Greetings and welcome aboard the CF, Joseph.
The generator neutral shall be grounded at the generator. (See DIAGRAM 2 or DIAGRAM 4.)
For boats without isolation transformers, to comply with the above requirements in the case of the on-board generator, a very specifically engineered source transfer switch is required. That switch transfers the boat’s AC electrical
distribution panel between either 1) off-the-boat shore power
as the source of AC power or 2) the on-board generator (genset) as the source of AC power. That switch must be of a double-pole, break-before-make design. That switch design transfers BOTH the hot and the neutral wires of the boat’s AC electrical system
When the switch is in the “shore power” position, the on-board neutral and the safety ground are bonded together ashore, but NOT connected together on-board the boat.

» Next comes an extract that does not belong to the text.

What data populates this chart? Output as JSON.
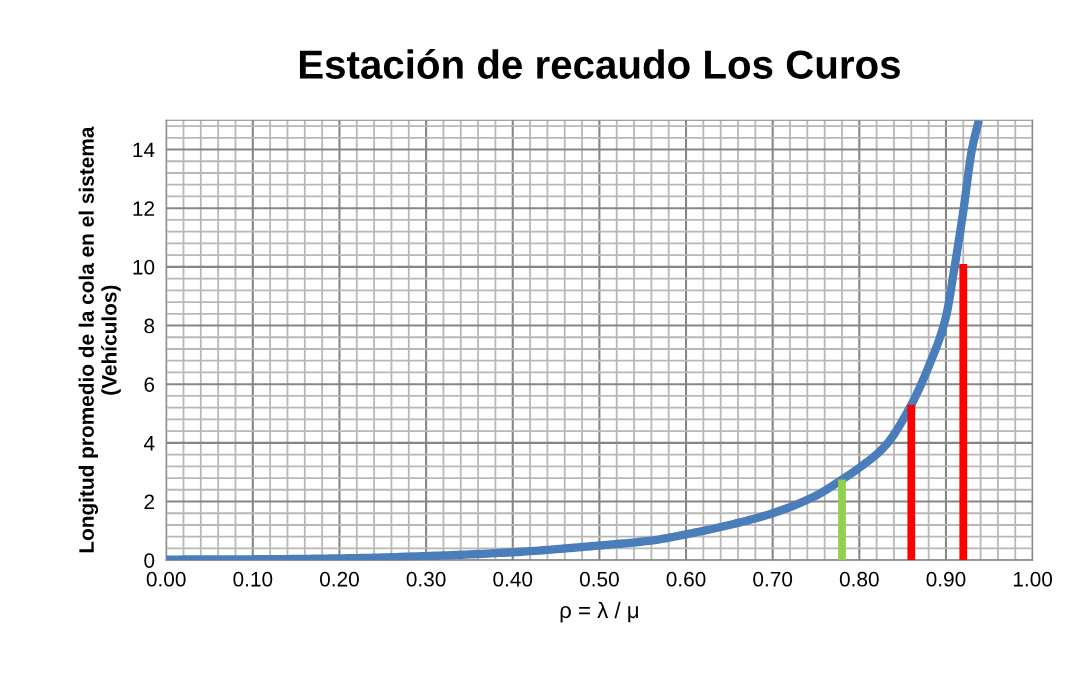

When the switch is in the “generator” position, the on-board neutral and the safety ground ARE bonded together at the frame of the genset. Remember, the genset, when in operation and switched online, is the “derived source” of the boat’s AC power.
Realize that in that state, the incoming shore power
neutral is not connected to the boat’s operational AC electrical system
, even if the shore power cords are still connected to the dockside pedestal
. That is prevented by the break-before-make design of the Generator Transfer Switch.
FWIW: Portable generators are not generally approved for use aboard boats.